Abi n'avait pas vu Grâce une seule fois en trois semaines. En s'étant discrètement renseignée, elle avait appris que Grâce ne voulait pas entendre parler d'elle, et c'était plutôt sérieux.

Avec Terence, les relations étaient restées très plates : ni suffisamment cordiales pour parler d'amitié, ni suffisamment exécrables pour parler d'inimitié, mais suffisamment indifférentes pour parler... D'indifférence. Au moins, ils avaient arrêté de se disputer, et Terence était devenu moins agressif depuis qu'Abi avait cessé de l'attaquer. En même temps, la vie était très dépourvue d'intérêt pour elle : elle n'avait plus personne, elle n'avait plus d'ami. Il fallait rajouter, depuis quelques jours, cette satanée sensation d'être encore épiée et suivie.

Ce soir-là, Abi devait se rendre quelque part avant de rentrer chez elle. C'était à quelques avenues de chez Grâce, et Abi s'en sentait déjà mal à l'aise ; mais il fallait qu'elle le fasse. Après tout, si effectivement, la mort d'Ivan avait été d'origine criminelle, il fallait remonter la liste des (potentiels) suspects. En dehors des personnes arrêtées par Ivan, Abi ne connaissait personne qui en voulait à son ami au point de chercher à le tuer. Une seule personne clairement connue était suspecte, jusque là. Et c'est elle qu'Abi devait voir.

La journée lui avait semblé très longue. Elle avait rassemblé ses affaires vingt minutes avant la fin de sa journée et était partie en trombe pile au moment où les aiguilles de la montre indiquaient l'heure du départ. Rentrant dans sa petite Kia noire, Abi avait mis pleins gaz sur Cabrás Street. Passant devant la maison couleur crème de Grâce, elle y vit les lumières allumées mais rien de plus : les rideaux étaient tirés.

Bientôt, la jeune policière arriva à destination et se gara de l'autre côté de la chaussée. Coupant le moteur et baissant les vitres, Abi observa en lunettes de soleil la bâtisse brune de la suspecte. La maison était imposante, haute, un peu brute mais charmante. Elle lui rappelait vaguement les chalets qu'elle et sa famille avaient visités en Suisse.
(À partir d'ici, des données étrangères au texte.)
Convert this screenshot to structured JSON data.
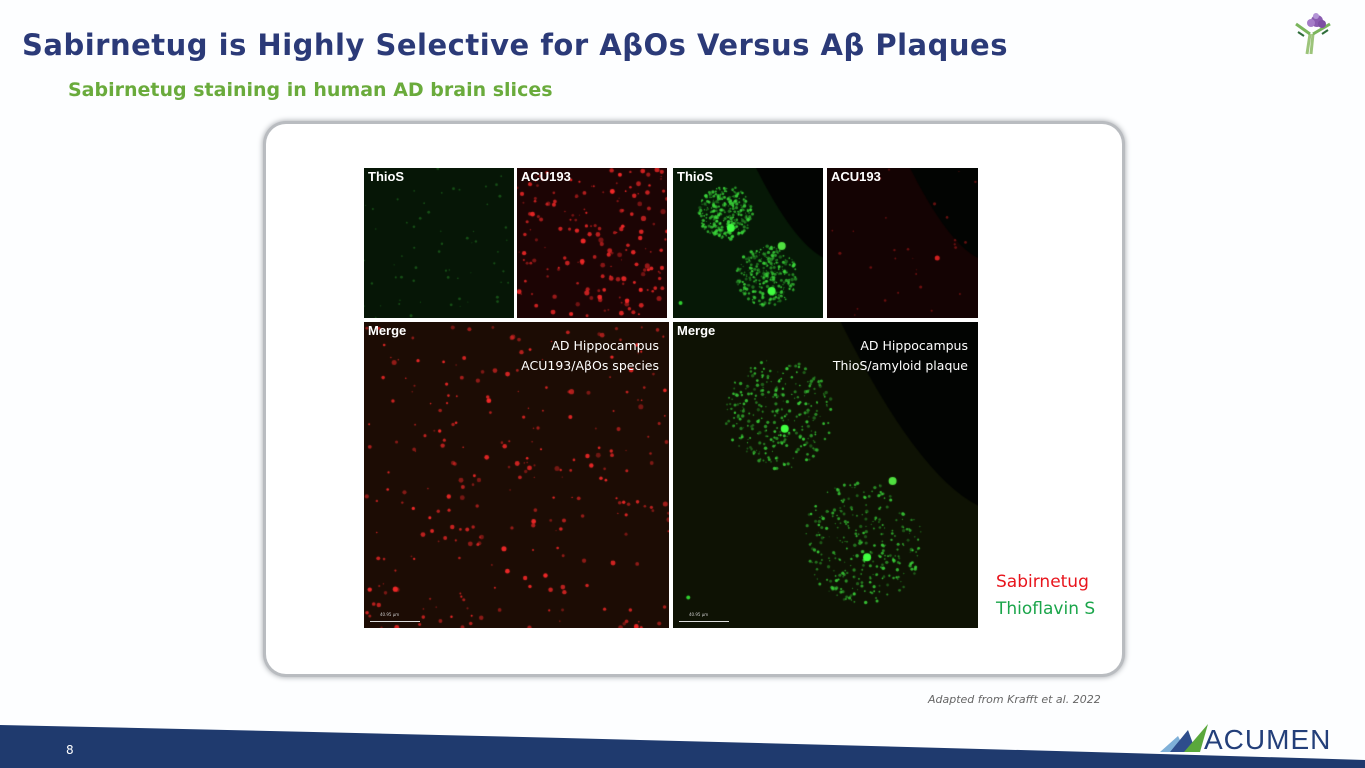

Apparemment, personne n'était là. De toutes les façons, Abi le savait puisqu'elle avait appris par cœur le programme de l'occupante qu'elle avait minutieusement étudié : la suspecte devait arriver là dans les cinq minutes qui suivaient.

Il avait fait très chaud, toute la journée : trente-cinq degrés à l'ombre. Abi esquissa un petit sourire. Elle se souvenait d'une petite blague de sa mère, à l'époque, à qui elle avait dit qu'il faisait quarante degrés à l'ombre. Et celle-ci lui avait répondu, l'air de rien : "Mais qui te demande de rester à l'ombre ?"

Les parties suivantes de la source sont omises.